Foreign Ministry spokesperson Wang Wenbing said Chinese authorities will release information about the re-entry of the rocket, expected over the weekend, in a "timely manner."
Wang said China "pays great attention to the re-entry of the upper stage of the rocket into the atmosphere."
"As far as I understand, this type of rocket adopts a special technical design, and the vast majority of the devices will be burnt up and destructed during the re-entry process, which has a very low probability of causing harm to aviation activities and the ground," Wang said at a regularly scheduled briefing.
The largest section of the rocket that launched the main module of China's first permanent space station into orbit is expected to plunge back to Earth as early as Saturday at an unknown location.
Usually, discarded rocket stages re-enter the atmosphere soon after liftoff, normally over water, and don't go into orbit.
China's space agency has yet to say whether the main stage of the huge Long March 5B rocket is being controlled or will make an uncontrolled descent.

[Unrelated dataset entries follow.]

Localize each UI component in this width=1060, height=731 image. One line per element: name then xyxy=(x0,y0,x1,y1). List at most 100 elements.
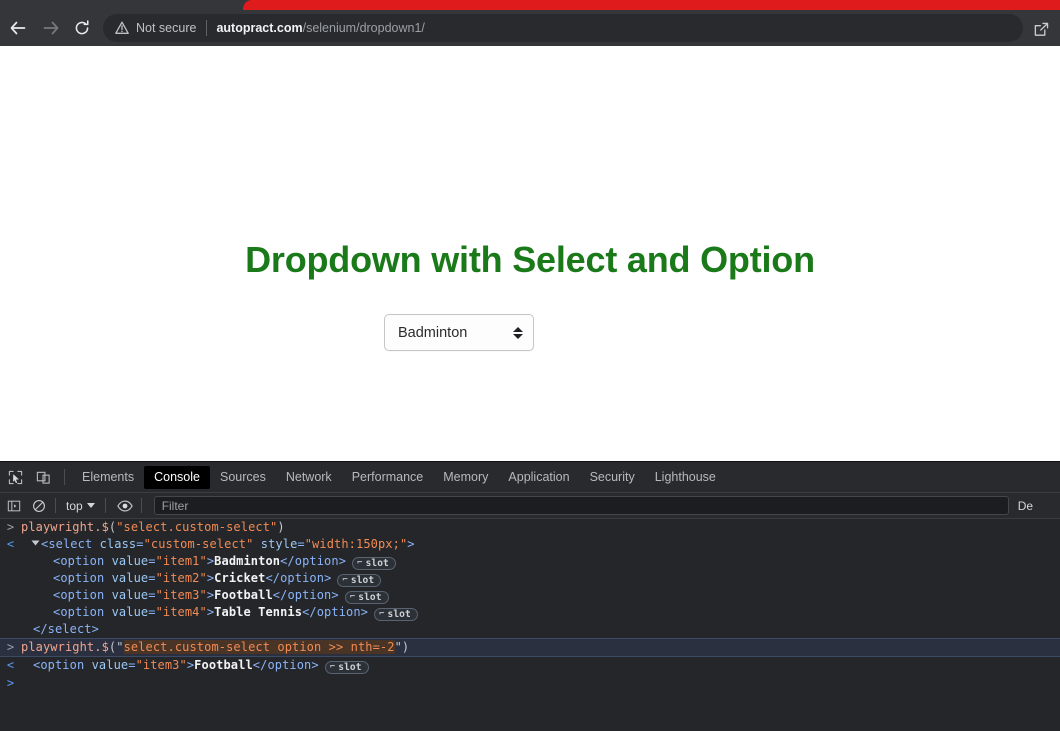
console-output-row[interactable]: < <option value="item3">Football</option… xyxy=(0,657,1060,674)
tab-security[interactable]: Security xyxy=(580,466,645,489)
log-levels-selector[interactable]: De xyxy=(1018,499,1033,513)
tab-application[interactable]: Application xyxy=(498,466,579,489)
attr-name: value xyxy=(111,554,149,568)
tab-elements[interactable]: Elements xyxy=(72,466,144,489)
toolbar-divider xyxy=(140,498,142,513)
dropdown-container: Badminton xyxy=(384,314,534,351)
clear-console-button[interactable] xyxy=(28,495,50,517)
option-text: Football xyxy=(214,588,273,602)
page-title: Dropdown with Select and Option xyxy=(245,239,815,280)
toolbar-divider xyxy=(55,498,56,513)
attr-value: "item3" xyxy=(155,588,207,602)
execution-context-selector[interactable]: top xyxy=(61,497,100,515)
inspect-element-icon xyxy=(8,470,23,484)
reload-icon xyxy=(75,20,89,35)
console-node-output: <option value="item3">Football</option> ⌐… xyxy=(21,658,1060,674)
tab-network[interactable]: Network xyxy=(276,466,342,489)
child-node-option: <option value="item4">Table Tennis</opti… xyxy=(21,605,1060,621)
console-input-row-selected[interactable]: > playwright.$("select.custom-select opt… xyxy=(0,638,1060,657)
console-node-child-row[interactable]: <option value="item1">Badminton</option>… xyxy=(0,553,1060,570)
address-bar[interactable]: Not secure autopract.com/selenium/dropdo… xyxy=(103,14,1023,42)
toolbar-divider xyxy=(64,469,65,485)
browser-chrome: Not secure autopract.com/selenium/dropdo… xyxy=(0,0,1060,46)
back-button[interactable] xyxy=(4,14,32,42)
console-node-output: <select class="custom-select" style="wid… xyxy=(21,537,1060,552)
cursor-glyph-icon: ⌐ xyxy=(329,662,336,672)
slot-badge[interactable]: ⌐ slot xyxy=(352,557,396,570)
console-log-area[interactable]: > playwright.$("select.custom-select") <… xyxy=(0,519,1060,731)
tab-memory[interactable]: Memory xyxy=(433,466,498,489)
forward-button[interactable] xyxy=(37,14,65,42)
console-sidebar-icon xyxy=(7,500,21,511)
share-button[interactable] xyxy=(1030,18,1052,40)
eye-icon xyxy=(116,499,133,512)
omnibox-divider xyxy=(206,20,208,36)
device-toolbar-button[interactable] xyxy=(31,465,56,490)
tab-sources[interactable]: Sources xyxy=(210,466,276,489)
attr-value: "item2" xyxy=(155,571,207,585)
console-command-text: playwright.$("select.custom-select optio… xyxy=(21,640,410,654)
chevron-down-icon xyxy=(86,503,95,508)
child-node-option: <option value="item3">Football</option> ⌐… xyxy=(21,588,1060,604)
output-arrow-icon: < xyxy=(6,658,15,672)
option-text: Badminton xyxy=(214,554,281,568)
slot-badge[interactable]: ⌐ slot xyxy=(324,661,369,674)
console-node-child-row[interactable]: <option value="item4">Table Tennis</opti… xyxy=(0,604,1060,621)
tab-lighthouse[interactable]: Lighthouse xyxy=(645,466,726,489)
attr-value: "item3" xyxy=(135,658,187,672)
attr-value: "width:150px;" xyxy=(304,537,408,551)
console-prompt[interactable]: > xyxy=(0,674,1060,691)
slot-badge-label: slot xyxy=(358,592,382,603)
command-function: playwright.$ xyxy=(21,640,109,654)
attr-name: class xyxy=(99,537,137,551)
child-node-option: <option value="item1">Badminton</option>… xyxy=(21,554,1060,570)
tab-performance[interactable]: Performance xyxy=(342,466,434,489)
input-caret-icon: > xyxy=(6,520,15,534)
back-arrow-icon xyxy=(10,21,26,35)
url-host: autopract.com xyxy=(216,21,303,35)
live-expression-button[interactable] xyxy=(114,495,136,517)
slot-badge[interactable]: ⌐ slot xyxy=(337,574,382,587)
console-node-child-row[interactable]: <option value="item3">Football</option> ⌐… xyxy=(0,587,1060,604)
not-secure-warning-icon xyxy=(115,21,129,35)
prompt-caret-icon: > xyxy=(6,676,15,690)
active-browser-tab[interactable] xyxy=(243,0,1060,10)
reload-button[interactable] xyxy=(68,14,96,42)
clear-console-icon xyxy=(33,499,45,512)
devtools-panel: Elements Console Sources Network Perform… xyxy=(0,461,1060,731)
attr-name: value xyxy=(111,605,149,619)
input-caret-icon: > xyxy=(6,640,15,654)
slot-badge[interactable]: ⌐ slot xyxy=(344,591,389,604)
tab-strip xyxy=(0,0,1060,10)
console-node-child-row[interactable]: <option value="item2">Cricket</option> ⌐ s… xyxy=(0,570,1060,587)
node-tag-name: option xyxy=(60,554,105,568)
filter-input[interactable]: Filter xyxy=(153,496,1009,515)
attr-name: style xyxy=(260,537,298,551)
select-selected-value: Badminton xyxy=(398,324,468,341)
custom-select-dropdown[interactable]: Badminton xyxy=(384,314,534,351)
console-sidebar-button[interactable] xyxy=(3,495,25,517)
console-output-row[interactable]: < <select class="custom-select" style="w… xyxy=(0,536,1060,553)
inspect-element-button[interactable] xyxy=(3,465,28,490)
command-argument: "select.custom-select" xyxy=(116,520,278,534)
console-toolbar: top Filter De xyxy=(0,493,1060,519)
attr-name: value xyxy=(91,658,129,672)
console-input-row[interactable]: > playwright.$("select.custom-select") xyxy=(0,519,1060,536)
console-command-text: playwright.$("select.custom-select") xyxy=(21,520,285,534)
tab-console[interactable]: Console xyxy=(144,465,210,489)
node-close-tag: option xyxy=(294,554,339,568)
browser-toolbar: Not secure autopract.com/selenium/dropdo… xyxy=(0,10,1060,46)
cursor-glyph-icon: ⌐ xyxy=(349,592,356,602)
expand-triangle-icon[interactable] xyxy=(31,540,40,546)
node-tag-name: option xyxy=(60,588,105,602)
slot-badge[interactable]: ⌐ slot xyxy=(374,608,418,621)
device-toolbar-icon xyxy=(36,471,50,484)
slot-badge-label: slot xyxy=(338,662,362,673)
attr-name: value xyxy=(111,588,149,602)
node-close-tag: option xyxy=(267,658,312,672)
node-close-tag: option xyxy=(316,605,361,619)
node-close-tag: option xyxy=(287,588,332,602)
share-icon xyxy=(1034,22,1048,36)
node-tag-name: option xyxy=(40,658,85,672)
url-path: /selenium/dropdown1/ xyxy=(302,21,425,35)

Last May, another Chinese rocket fell uncontrolled into the Atlantic Ocean off West Africa.
The Communist Party newspaper Global Times said the stage's "thin-skinned" aluminum-alloy exterior will easily burn up in the atmosphere, posing an extremely remote risk to people.
No plans to shoot down remnants: Pentagon
The U.S. Defence Department expects the rocket stage to fall to Earth on Saturday.
U.S. Defence Secretary Lloyd Austin said on Thursday there was no plan at this point to shoot down the remnants of the rocket. Speaking with reporters, Austin said the hope was the rocket would land in the ocean.
White House press secretary Jen Psaki said at a Wednesday briefing that U.S. Space Command was "aware of and tracking the location" of the Chinese rocket.
The non-profit Aerospace Corp. expects the debris to hit the Pacific near the equator after passing over eastern U.S. cities.
The rocket's orbit is below 41 degrees north latitude, which means Canada won't be in harm's way should anything manage to make it to land. (Most of Canada is above 49 degrees north latitude, with the country's southernmost point being 42 degrees.)
The Long March 5B rocket carried the main module of Tianhe, or Heavenly Harmony, into orbit on April 29. China is planning 10 more launches to carry additional parts of the space station into orbit.
The roughly 30-metre-long stage would be among the biggest space debris to fall to Earth.
The rocket that fell last May was the heaviest debris to fall uncontrolled since the former Soviet space station Salyut 7 in 1991.
China's first space station, Tiangong-1, crashed into the Pacific Ocean in 2016 after Beijing confirmed it had lost control. In 2019, the space agency controlled the demolition of its second station, Tiangong-2, in the atmosphere.
In March, debris from a Falcon 9 rocket launched by U.S. aeronautics company SpaceX fell to Earth in Washington and on the Oregon coast.